The logic was that the technology was perfectly adequate for the needs of HD content and that it would be much cheaper to retool existing factories as volumes ramped up. It's great if a disc can hold 200GB of information, or whatever sony's claims for the eventual capacity of the format were, but if you only need 25GB for your movie, then what's the point? BD had an edge in storage capacity but the extra space will likely just be filled with garbage that most people don't watch more than once, if at all, anyway.

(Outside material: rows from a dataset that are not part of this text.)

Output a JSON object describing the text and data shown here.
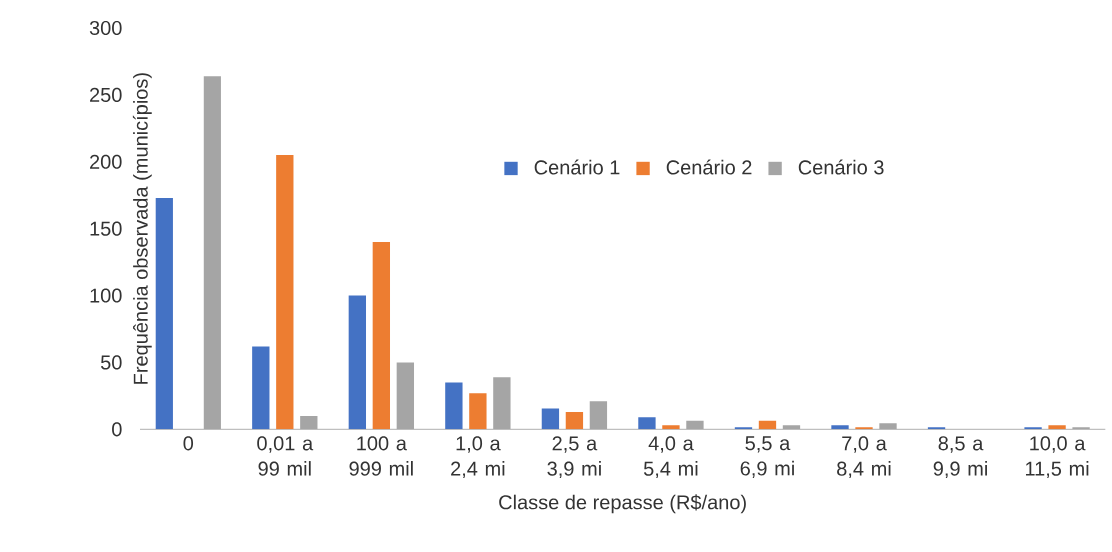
{
  "chart_data": {
    "type": "bar",
    "xlabel": "Classe de repasse (R$/ano)",
    "ylabel": "Frequência observada (municípios)",
    "categories": [
      "0",
      "0,01 a 99 mil",
      "100 a 999 mil",
      "1,0 a 2,4 mi",
      "2,5 a 3,9 mi",
      "4,0 a 5,4 mi",
      "5,5 a 6,9 mi",
      "7,0 a 8,4 mi",
      "8,5 a 9,9 mi",
      "10,0 a 11,5 mi"
    ],
    "series": [
      {
        "name": "Cenário 1",
        "color": "#4472c4",
        "values": [
          173,
          62,
          100,
          35,
          15.5,
          9,
          1.5,
          3,
          1.5,
          1.5
        ]
      },
      {
        "name": "Cenário 2",
        "color": "#ed7d31",
        "values": [
          0,
          205,
          140,
          27,
          13,
          3,
          6.5,
          1.5,
          0,
          3
        ]
      },
      {
        "name": "Cenário 3",
        "color": "#a5a5a5",
        "values": [
          264,
          10,
          50,
          39,
          21,
          6.5,
          3,
          4.5,
          0,
          1.5
        ]
      }
    ],
    "ylim": [
      0,
      300
    ],
    "yticks": [
      0,
      50,
      100,
      150,
      200,
      250,
      300
    ],
    "legend": "top right"
  }
}
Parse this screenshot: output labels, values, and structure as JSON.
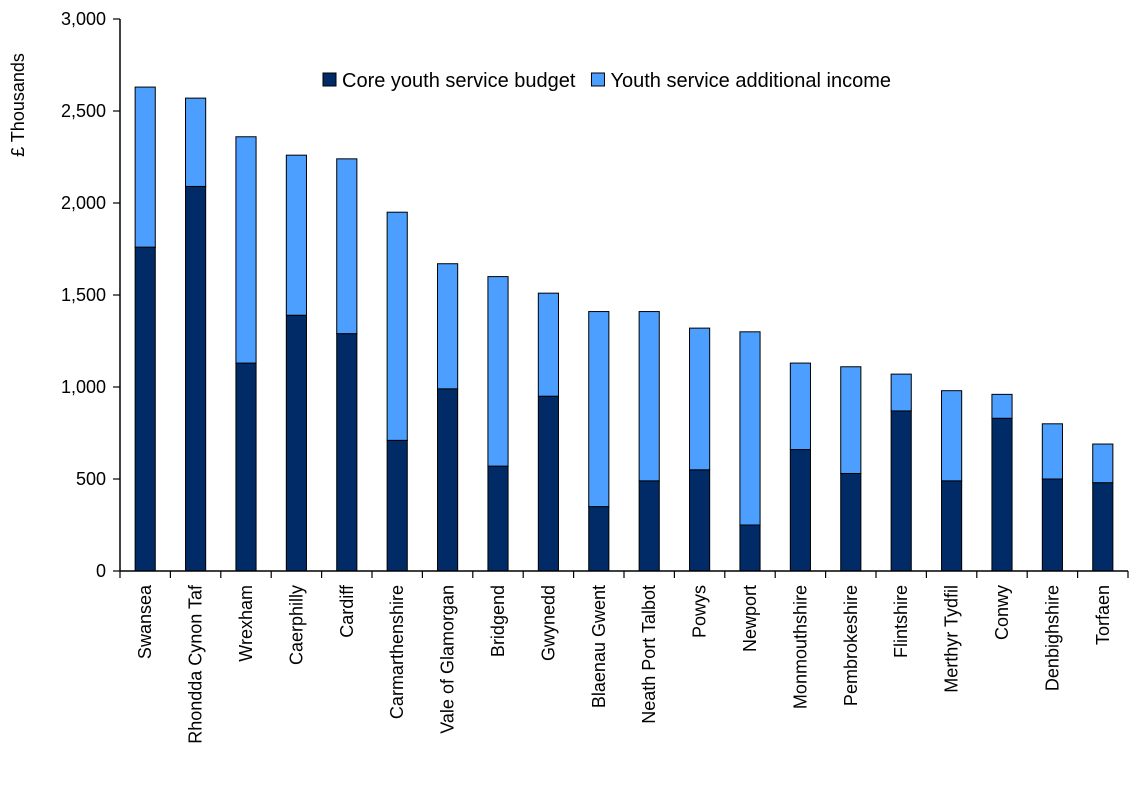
{
  "chart_data": {
    "type": "bar",
    "stacked": true,
    "ylabel": "£ Thousands",
    "xlabel": "",
    "ylim": [
      0,
      3000
    ],
    "yticks": [
      0,
      500,
      1000,
      1500,
      2000,
      2500,
      3000
    ],
    "ytick_labels": [
      "0",
      "500",
      "1,000",
      "1,500",
      "2,000",
      "2,500",
      "3,000"
    ],
    "grid": false,
    "legend_position": "top",
    "categories": [
      "Swansea",
      "Rhondda Cynon Taf",
      "Wrexham",
      "Caerphilly",
      "Cardiff",
      "Carmarthenshire",
      "Vale of Glamorgan",
      "Bridgend",
      "Gwynedd",
      "Blaenau Gwent",
      "Neath Port Talbot",
      "Powys",
      "Newport",
      "Monmouthshire",
      "Pembrokeshire",
      "Flintshire",
      "Merthyr Tydfil",
      "Conwy",
      "Denbighshire",
      "Torfaen"
    ],
    "series": [
      {
        "name": "Core youth service budget",
        "color": "#002b66",
        "values": [
          1760,
          2090,
          1130,
          1390,
          1290,
          710,
          990,
          570,
          950,
          350,
          490,
          550,
          250,
          660,
          530,
          870,
          490,
          830,
          500,
          480
        ]
      },
      {
        "name": "Youth service additional income",
        "color": "#4d9fff",
        "values": [
          870,
          480,
          1230,
          870,
          950,
          1240,
          680,
          1030,
          560,
          1060,
          920,
          770,
          1050,
          470,
          580,
          200,
          490,
          130,
          300,
          210
        ]
      }
    ]
  }
}
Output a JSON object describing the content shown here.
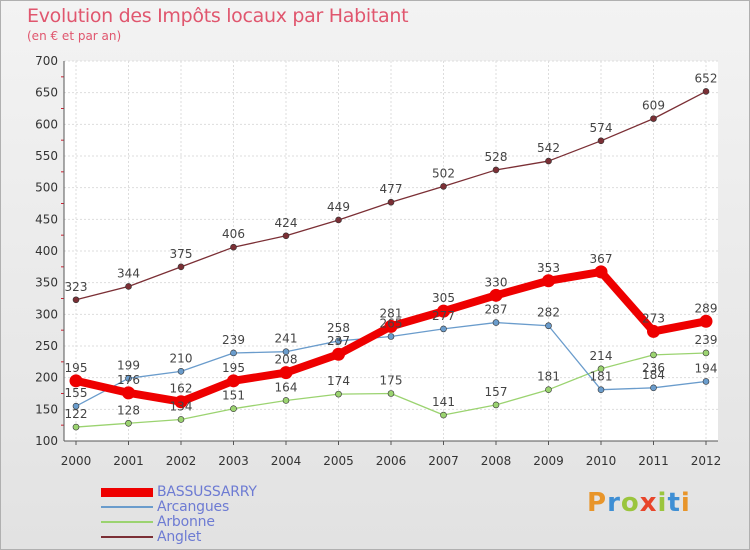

I favored HD because the format did its job and it held the prospect of offering cheaper discs sooner. At this point, I don't really care. I just want to see faster adoption and I want all of my movies in one format.
post #17 of 22
I hadn't jumped on either bandwagon. Which one was better? I see HD being compared to the Betamax which was supposedly better than VHS. Was HD better than BR?
post #18 of 22
Depends on your concept of better - less intrusive DRM, no region coding, but less capacity. The video/audio were encoded for each format in the same codecs, though the players in the early stages were not great and the quality suffered. Current gen Blu-Ray/HD-DVD is typically indistinguishable. Some would say Blu-Ray was better because it allowed for more HD audio tracks (..) but I digress. I'm glad the war is over though I would have liked to see HD-DVD win. I can play both and have already started picking up more HD-DVDs. If comes a time that my players fail, I'll hunt on whatever the prominent auction house site is of the time for another.
post #19 of 22
Quote:
Originally Posted by Tck13 View Post
I hadn't jumped on either bandwagon. Which one was better? I see HD being compared to the Betamax which was supposedly better than VHS. Was HD better than BR?

It depends on how you define better. From a purely technological perspective, BD is better. It reads a bit faster and has larger capacity. If you're a manufacturer, HD DVD was better because retooling is much cheaper. For the consumer, cheaper manufacturing was also better. As far as playing HD movies is concerned, neither is better. Both HD and BD had adequate storage capacity for HD films.
post #20 of 22
Quote:
Originally Posted by GQgeek View Post
The logic was that the technology was perfectly adequate for the needs of HD content and that it would be much cheaper to retool existing factories as volumes ramped up. It's great if a disc can hold 200GB of information, or whatever sony's claims for the eventual capacity of the format were, but if you only need 25GB for your movie, then what's the point? BD had an edge in storage capacity but the extra space will likely just be filled with garbage that most people don't watch more than once, if at all, anyway.

High capacity BD disks aren't really intended for video use. That being said, it would be super sweet to be able to fit the entirety of a long running television series (take Star Trek for example) in HD on one disk. Just one more thing for nerds to invest in.
post #21 of 22
Quote:
Originally Posted by Dakota rube View Post
So, for those of you keeping score at home:

BetaMax - loser to VHS
MiniDisc - loser to anything else
BlueRay - winner

I have Sony still behind 1-2. What others have I omitted?

beta lost out eventually, but it was very popular in many countries for a long time.

digibeta and beta sp are hollywood industry standards for standard def.
post #22 of 22
Well shit... time to start scouring DVD resale places I guess.